Jane Hobson, the commission's head of policy, indicated that a lot of the feedback had come from faith-based organisations worried about the implication of the test for their status. Others asked for clarification about the use of certain words.
Hind denied that the delay was a sign that the regulator is struggling to cope with its workload under its budget constraints.
"This has nothing to do with resources," he said, in answer to a question from the floor. "Having more than 900 responses is good news and it deserves the kind of considered response we're giving it."
In fact, the commission was adamant that the 5 per cent budget cut it expects in the Treasury's Comprehensive Spending Review would not affect its service delivery.
"Even with declining budgets since 2004, we have produced better services for charities and the public at large," Hind said. "It's about being creative and working more efficiently."
What senior members of the commission failed to mention at the meeting, however, was that an internal staff survey showed these budgetary pressures had taken their toll on employee morale. According to the research, less than half of the commission's staff were happy at work (Third Sector, 26 September).
Nick Allaway, executive director for charity information and corporate services at the commission, says the regulator was disappointed by the results of the survey and agrees there is a gap between how it is doing externally and internally. Staff numbers have fallen by 18 per cent since 2004 and further budget cuts are likely to lead to more redundancies.
But perhaps the biggest elephant in the room at the AGM was Leather's decision to pull out of discussions on the public benefit of independent schools because her daughter attends one. Nobody brought up the fact that her decision had come after the public benefit guidance had been drafted and put out for consultation. Neither did anyone mention that six of the nine board members went to private schools.

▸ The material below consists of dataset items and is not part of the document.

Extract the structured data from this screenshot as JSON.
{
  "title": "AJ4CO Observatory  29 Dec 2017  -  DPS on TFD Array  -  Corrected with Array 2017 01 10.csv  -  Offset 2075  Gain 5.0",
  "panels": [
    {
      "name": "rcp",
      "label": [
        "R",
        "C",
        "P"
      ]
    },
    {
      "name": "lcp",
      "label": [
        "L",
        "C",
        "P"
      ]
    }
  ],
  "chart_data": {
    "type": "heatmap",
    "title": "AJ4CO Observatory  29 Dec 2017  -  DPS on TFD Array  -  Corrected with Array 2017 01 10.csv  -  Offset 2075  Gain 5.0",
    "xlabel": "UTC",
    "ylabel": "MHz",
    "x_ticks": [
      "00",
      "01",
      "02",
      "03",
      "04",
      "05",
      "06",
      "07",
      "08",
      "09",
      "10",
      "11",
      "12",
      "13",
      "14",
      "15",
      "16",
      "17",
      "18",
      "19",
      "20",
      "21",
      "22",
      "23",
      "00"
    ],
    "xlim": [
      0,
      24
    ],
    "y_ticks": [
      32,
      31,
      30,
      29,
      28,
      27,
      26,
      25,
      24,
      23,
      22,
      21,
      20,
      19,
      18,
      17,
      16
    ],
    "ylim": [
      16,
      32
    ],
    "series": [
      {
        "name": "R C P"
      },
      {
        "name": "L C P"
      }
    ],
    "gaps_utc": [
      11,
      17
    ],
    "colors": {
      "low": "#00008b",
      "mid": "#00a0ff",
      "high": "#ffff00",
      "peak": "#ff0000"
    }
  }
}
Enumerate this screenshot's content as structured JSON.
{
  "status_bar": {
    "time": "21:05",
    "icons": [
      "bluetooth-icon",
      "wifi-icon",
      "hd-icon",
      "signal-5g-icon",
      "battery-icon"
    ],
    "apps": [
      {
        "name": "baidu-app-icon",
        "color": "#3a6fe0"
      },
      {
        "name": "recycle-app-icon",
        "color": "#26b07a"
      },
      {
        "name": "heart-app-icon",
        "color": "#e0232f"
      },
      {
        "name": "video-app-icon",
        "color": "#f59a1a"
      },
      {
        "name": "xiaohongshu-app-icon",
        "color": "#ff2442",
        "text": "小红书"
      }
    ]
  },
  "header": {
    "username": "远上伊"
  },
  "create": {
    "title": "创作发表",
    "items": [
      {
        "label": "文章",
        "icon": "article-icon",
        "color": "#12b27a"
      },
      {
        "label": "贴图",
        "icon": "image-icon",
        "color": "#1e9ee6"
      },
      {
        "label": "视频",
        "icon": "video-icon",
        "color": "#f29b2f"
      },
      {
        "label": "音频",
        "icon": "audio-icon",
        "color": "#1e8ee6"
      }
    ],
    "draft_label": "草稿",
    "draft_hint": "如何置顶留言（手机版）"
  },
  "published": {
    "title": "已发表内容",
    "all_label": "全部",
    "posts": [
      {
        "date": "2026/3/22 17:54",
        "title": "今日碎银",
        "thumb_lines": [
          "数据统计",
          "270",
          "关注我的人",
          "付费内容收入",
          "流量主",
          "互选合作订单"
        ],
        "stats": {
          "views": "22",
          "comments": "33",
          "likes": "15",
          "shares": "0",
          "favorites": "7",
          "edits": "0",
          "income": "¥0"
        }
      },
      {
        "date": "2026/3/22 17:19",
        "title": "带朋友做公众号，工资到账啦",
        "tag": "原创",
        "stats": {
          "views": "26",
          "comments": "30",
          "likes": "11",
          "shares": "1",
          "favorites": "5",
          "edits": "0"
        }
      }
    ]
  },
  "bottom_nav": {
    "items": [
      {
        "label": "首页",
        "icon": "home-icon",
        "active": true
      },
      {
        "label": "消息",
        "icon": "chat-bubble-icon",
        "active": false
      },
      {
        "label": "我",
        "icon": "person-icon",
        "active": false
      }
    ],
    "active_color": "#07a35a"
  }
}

Tony Mitchell, national executive member of the Campaign for State Education, says it is the preponderance of privately educated board members that worries him, because only 7 per cent of pupils go to private schools. "It must be hard for them to be neutral and there is a risk they might actually go against the private sector for fear of being seen as unfair," he says.
The commission's stance, as so far reflected in the press, would certainly suggest that it will be tough on schools that refuse to cooperate. But Hind was at pains to reassure delegates to the AGM that the regulator would approach the matter with its often-cited proportionate approach.
The commission might have had a good year - but if 2007 was hectic, 2008 is likely to be even more trying. The public benefit test will come into force; thousands of previously excepted and exempted charities will be required to register; and the charitable incorporated organisation will enter the fray as the new star of legal forms.
Most of all, the commission will be pushed to demonstrate that it can, in the words of its chair, "do more with less".